Die verschlossene Körperposition

Eine andere Weise dich körperlich auszudrücken besteht darin, dich ein verschlossenes Pattern zu bedienen.

Über diese Art kannst du den Schutz simulieren, die Verteidigung, das Verstecken, die Negation oder die Abneigung Kontakt zu einer anderen Person aufzunehmen.

Einige Arten des Ausdrucks können sein:

  • Das nach vorne Bücken des Körpers und gleichzeitig das Kinn zur Brust ziehen, um deinen Schutzmechanismus auszudrücken.
  • Den Mund zu schliessen und nicht mehr sprechen  zu wollen, während man gleichzeitig nach unten schaut und die Augenbrauen fallen lässt.
  • Die Verschränkung der Arme und Beine.
  • Die Schultern, Knie und Ellenbogen sollen nach innen zeigen, damit du deine verletzlichen Körperteile schützen kannst.
  • Die Handflächen sollen nach unten zeigen.
  • Die Füsse sollen nach innen zeigen.
  • Die Fäuste ballen.
  • Die Verschränkung der Arme und das Berühren der Ellenbogen zum Schutz der Brust und des Bauches.

Je grösser die Verschränkung der Arme und Beine bei der dir gegenüberstehenden Person ist, je grösser deren Verschlossenheit.

Mit diesen Verhaltensweisen kannst zu zeigen, dass dir eine Sache nicht gefällt und dass du nicht einverstanden bist.

Durch deine Entfernung zu den anderen zeigst du, dass du dich ihnen gegenüber nicht öffnen möchtest.

Über die verschränkende Verhaltensweisen kannst du den Schutz des Körpers zeigen, aber auch ein Zeichen der Verspannung und des Stresses. Oder gegensätzlich kannst du auch Komfort zeigen. Aber damit du diese Sache verstehen kannst, solltest du auch andere Signale überprüfen, um deine Message zu verstärken.

Über die Körpersprache kannst du deiner Körperposition helfen auszudrücken abhängig davon wie du denkst, und das abhängig von der Situation, in der du dich befindest.

Ein paar Beispiele können wir aufzählen: den Kopf mit den Händen zu umfassen, eine Umarmung in der Luft zu simulieren, als ob du jemanden umarmen würdest, oder beim Gehen könntest du simulieren, dass du über etwas stolperst und hinfällst, deinen Körper zu strecken, als ob du dich entspannst oder müde wärst, mit der Faust auf die Handfläche schlagen, dich selbst auf den Kopf schlagen, eine Umarmung simulieren, einen Kuss simulieren…
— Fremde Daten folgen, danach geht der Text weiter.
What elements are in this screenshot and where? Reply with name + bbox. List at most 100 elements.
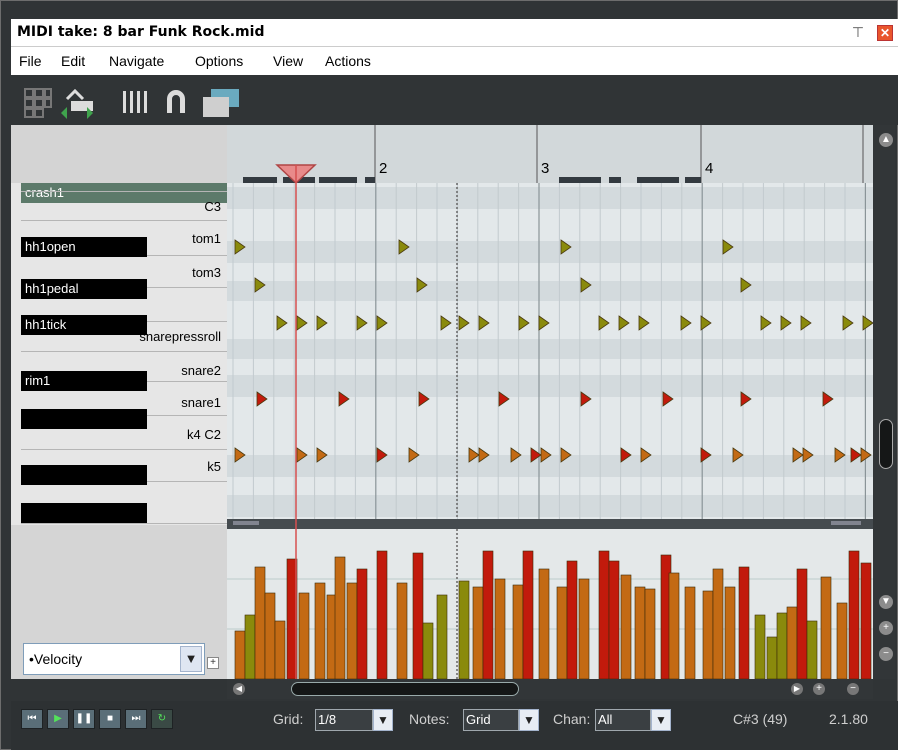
velocity-bar (836, 602, 848, 679)
velocity-bar (512, 584, 524, 679)
velocity-bar (538, 568, 550, 679)
cc-lane-select[interactable]: •Velocity ▼ (23, 643, 205, 675)
pause-icon[interactable]: ❚❚ (73, 709, 95, 729)
window-title: MIDI take: 8 bar Funk Rock.mid (17, 24, 265, 40)
scroll-down-icon[interactable]: ▼ (879, 595, 893, 609)
notes-select[interactable]: Grid (463, 709, 519, 731)
velocity-bar (860, 562, 872, 679)
menu-view[interactable]: View (273, 53, 303, 69)
h-zoom-out-icon[interactable]: − (847, 683, 859, 695)
velocity-bar (712, 568, 724, 679)
velocity-bar (314, 582, 326, 679)
transport-bar: ⏮ ▶ ❚❚ ■ ⏭ ↻ Grid: 1/8 ▼ Notes: Grid ▼ C… (11, 701, 898, 750)
notes-label: Notes: (409, 711, 450, 727)
velocity-bar (776, 612, 788, 679)
velocity-bar (796, 568, 808, 679)
menu-edit[interactable]: Edit (61, 53, 85, 69)
piano-keys-panel: crash1 C3 tom1 tom3 snarepressroll snare… (11, 125, 227, 525)
window-dock-icon[interactable] (199, 85, 243, 119)
velocity-bar (566, 560, 578, 679)
pitch-readout: C#3 (49) (733, 711, 788, 727)
black-key[interactable] (21, 465, 147, 485)
bar-number-2: 2 (379, 160, 387, 177)
velocity-bar (754, 614, 766, 679)
go-to-end-icon[interactable]: ⏭ (125, 709, 147, 729)
channel-dropdown-icon[interactable]: ▼ (651, 709, 671, 731)
play-icon[interactable]: ▶ (47, 709, 69, 729)
bar-number-3: 3 (541, 160, 549, 177)
menu-navigate[interactable]: Navigate (109, 53, 164, 69)
velocity-bar (412, 552, 424, 679)
ruler-corner (11, 125, 227, 183)
key-label-hh1tick: hh1tick (25, 317, 67, 332)
close-icon[interactable]: ✕ (877, 25, 893, 41)
scroll-thumb[interactable] (879, 419, 893, 469)
note-row-band (227, 187, 873, 209)
menu-file[interactable]: File (19, 53, 42, 69)
black-key[interactable] (21, 503, 147, 523)
velocity-bar (634, 586, 646, 679)
add-lane-icon[interactable]: + (207, 657, 219, 669)
horizontal-scroll-thumb[interactable] (291, 682, 519, 696)
timeline-ruler[interactable] (227, 125, 873, 183)
key-label-snare2: snare2 (181, 363, 221, 378)
velocity-bar (556, 586, 568, 679)
velocity-bar (244, 614, 256, 679)
scroll-right-icon[interactable]: ▶ (791, 683, 803, 695)
bar-number-4: 4 (705, 160, 713, 177)
grid-view-icon[interactable] (23, 85, 53, 119)
scroll-left-icon[interactable]: ◀ (233, 683, 245, 695)
lane-divider[interactable] (227, 519, 873, 529)
vertical-scrollbar[interactable]: ▲ ▼ + − (873, 125, 895, 679)
black-key[interactable] (21, 409, 147, 429)
velocity-bar (436, 594, 448, 679)
zoom-in-icon[interactable]: + (879, 621, 893, 635)
channel-select[interactable]: All (595, 709, 651, 731)
arrange-notes-icon[interactable] (57, 85, 97, 119)
key-label-snarepressroll: snarepressroll (139, 329, 221, 344)
key-label-snare1: snare1 (181, 395, 221, 410)
menu-actions[interactable]: Actions (325, 53, 371, 69)
velocity-bar (702, 590, 714, 679)
chevron-down-icon[interactable]: ▼ (180, 646, 202, 672)
title-bar: MIDI take: 8 bar Funk Rock.mid ⊤ ✕ (11, 19, 898, 47)
go-to-start-icon[interactable]: ⏮ (21, 709, 43, 729)
magnet-snap-icon[interactable] (161, 85, 191, 119)
velocity-bar (668, 572, 680, 679)
velocity-bar (522, 550, 534, 679)
key-label-k4-c2: k4 C2 (187, 427, 221, 442)
velocity-bar (422, 622, 434, 679)
zoom-out-icon[interactable]: − (879, 647, 893, 661)
h-zoom-in-icon[interactable]: + (813, 683, 825, 695)
notes-dropdown-icon[interactable]: ▼ (519, 709, 539, 731)
horizontal-scrollbar[interactable]: ◀ ▶ + − (227, 679, 873, 699)
grid-dropdown-icon[interactable]: ▼ (373, 709, 393, 731)
key-label-hh1pedal: hh1pedal (25, 281, 79, 296)
key-label-crash1: crash1 (25, 185, 65, 200)
piano-roll-area[interactable]: 2 3 4 (227, 125, 873, 679)
snap-lines-icon[interactable] (119, 85, 149, 119)
velocity-bar (724, 586, 736, 679)
key-label-hh1open: hh1open (25, 239, 76, 254)
toolbar (11, 75, 898, 125)
note-row-band (227, 375, 873, 397)
note-row-band (227, 241, 873, 263)
velocity-bar (786, 606, 798, 679)
stop-icon[interactable]: ■ (99, 709, 121, 729)
scroll-up-icon[interactable]: ▲ (879, 133, 893, 147)
position-readout: 2.1.80 (829, 711, 868, 727)
velocity-bar (458, 580, 470, 679)
grid-select[interactable]: 1/8 (315, 709, 373, 731)
velocity-bar (608, 560, 620, 679)
menu-options[interactable]: Options (195, 53, 243, 69)
pin-icon[interactable]: ⊤ (851, 24, 865, 40)
repeat-icon[interactable]: ↻ (151, 709, 173, 729)
note-row-band (227, 339, 873, 359)
velocity-bar (578, 578, 590, 679)
note-row-band (227, 281, 873, 301)
velocity-bar (598, 550, 610, 679)
cc-lane-selected: •Velocity (29, 651, 83, 667)
velocity-bar (298, 592, 310, 679)
velocity-bar (396, 582, 408, 679)
velocity-bar (472, 586, 484, 679)
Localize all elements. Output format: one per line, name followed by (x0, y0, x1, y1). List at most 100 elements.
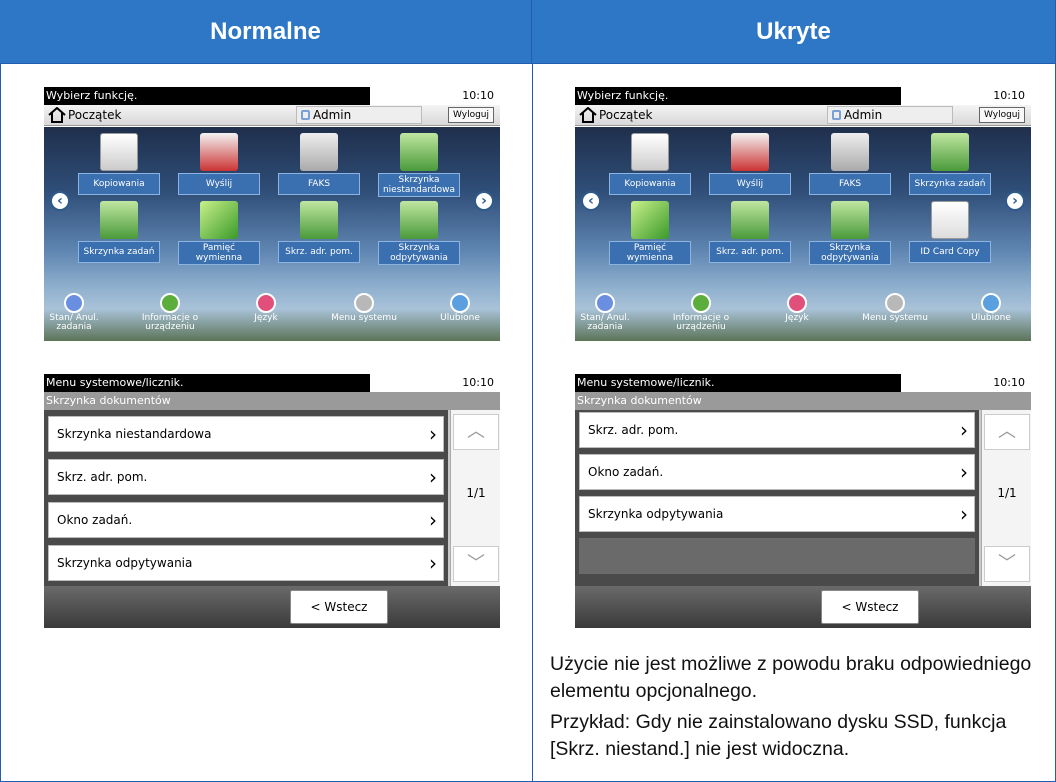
box-icon (300, 201, 338, 239)
user-name: Admin (844, 108, 883, 122)
scroll-up-button[interactable]: ︿ (984, 414, 1030, 450)
user-indicator: Admin (296, 106, 422, 124)
tile-id-card-copy[interactable]: ID Card Copy (909, 201, 991, 263)
tile-removable-memory[interactable]: Pamięć wymienna (178, 201, 260, 265)
list-item[interactable]: Skrz. adr. pom. › (48, 459, 444, 495)
back-button[interactable]: < Wstecz (821, 590, 919, 624)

Aus mehreren Gründen können wir unsere Wünsche und Träume nicht real werden lassen, weil wir vor den Konsequenzen Angst haben. Oder weil jene Verhaltensweisen unpassend wären, weil unser Gedächtnis bewusst und unbewusst mit unserem Körper in Verbindung steht, neigen wir dazu jene Wünsche über unsere Körpersignale auszudrücken. Manchmal passiert das subtiler, andere Male nicht mehr so sehr.

Wir nutzen diese Technik als ob wir eine Pantomime machen zu den Aktionen der anderen Menschen. Zum Beispiel, wenn wir Arme weit bewegen, zeigen wir ein Gefühl der Grösse und des Erstaunens. Wenn wir mit einer Faust auf etwas schlagen, ist es als ob wir auf jemanden einschlagen wollten, aber das ist gesellschaftlich nicht akzeptiert und du kanalisierst das Gefühl der Aggressivität.

So, indem du wie ein Theaterstück aufführst, kannst du all deine Emotionen, Gedanken, Ideen einbeziehen, sodass du jemanden ein paar Hinweise geben kannst, in welchem Zustand du dich befindest und was du in jenem Moment fühlst.